Although couched in the language of transition, this clearly is not a case of fossil gas being a bridge fuel, rather it is another path away from renewable energy. This is a major challenge for the climate vulnerable region given the very small window we collectively have in avoiding runaway climate change in this decade.
It is for this reason that the study, Financing a Fossil Future: Tracing the Money Pipeline of Fossil Gas in Southeast Asia by the Center for Energy, Ecology, and Development comes at a perfect time.
From this report, which maps the drivers and financial backers of fossil gas and LNG developments in Southeast Asia today, we know that Philippine conglomerate San Miguel Corporation Global Power Corporation’s (SMC Global Power) accounts for the largest share of new fossil gas power in the region, with a total of 14.1 GW in the pipeline – a capacity bigger than any other developer’s.

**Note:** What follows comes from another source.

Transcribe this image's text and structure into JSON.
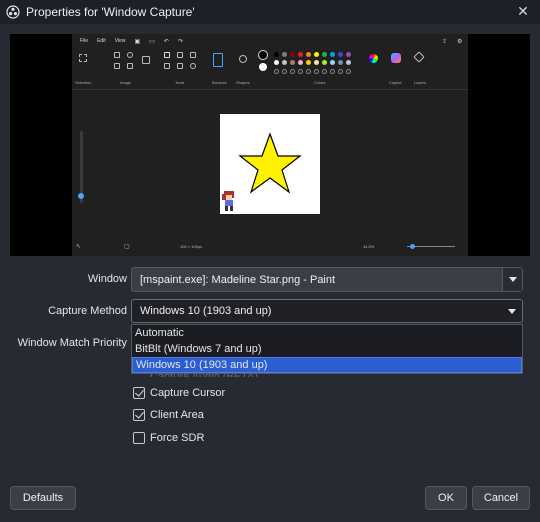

Financial institutions continue to underwrite these projects despite their pledge to decarbonize. In fact, 15 of these institutions which joined the Net-Zero Banking Alliance, Net-Zero Asset Owners Alliance, or Net Zero Asset Managers initiative, still funded US$1.5 billion in loans and bonds for these projects.
International financial institutions and government-backed financial institutions also funded these fossil gas projects, such as the Asian Development Bank, South Korea’s Korea Development Bank and Export-Import Bank of Korea, Germany’s KfW, Thailand’s Government Savings Bank and Export-Import Bank of Thailand, Norway’s DNB Bank, and Japan’s Japan Bank for International Cooperation and Nippon Export and Investment Insurance.
This financing makes the SMC Global Power’s proposals, along with those of other companies in other countries in the region, feasible despite their threat to the environment.
SMC Global Power claims that fossil gas is our best bet for a shift to clean and safe energy, but this could not be farther from the truth. In the Philippines, SMC Global Power’s projects threaten the Verde Island Passage, the center of biodiversity in the Philippines, as large fossil gas carriers ferry their load to and from the terminals to be situated in the area.
While we regret facing this challenge in the region instead of leapfrogging towards 100% renewable energy systems, we are still in a better situation compared to 8 to10 years ago. Renewable energy technologies are far more competitive now, if not cheaper, compared to coal and fossil gas.
There are also more policies and mechanisms in place to advance renewable energy. Global fossil gas, on the other hand, is at an all-time high now – thus the myth that fossil gas can bring the needed development and poverty alleviation, especially in a region with high level of energy poverty, can be debunked.
We hope that this study will provide energy transition advocates, academics, NGOs, communities and movements in the region a wealth of data and analysis on who to engage and put pressure on.
As the famous saying goes, “We do not inherit the earth from our ancestors; we borrow it from our children”. We owe it to our children and their children, and grandchildren to overcome this new challenge.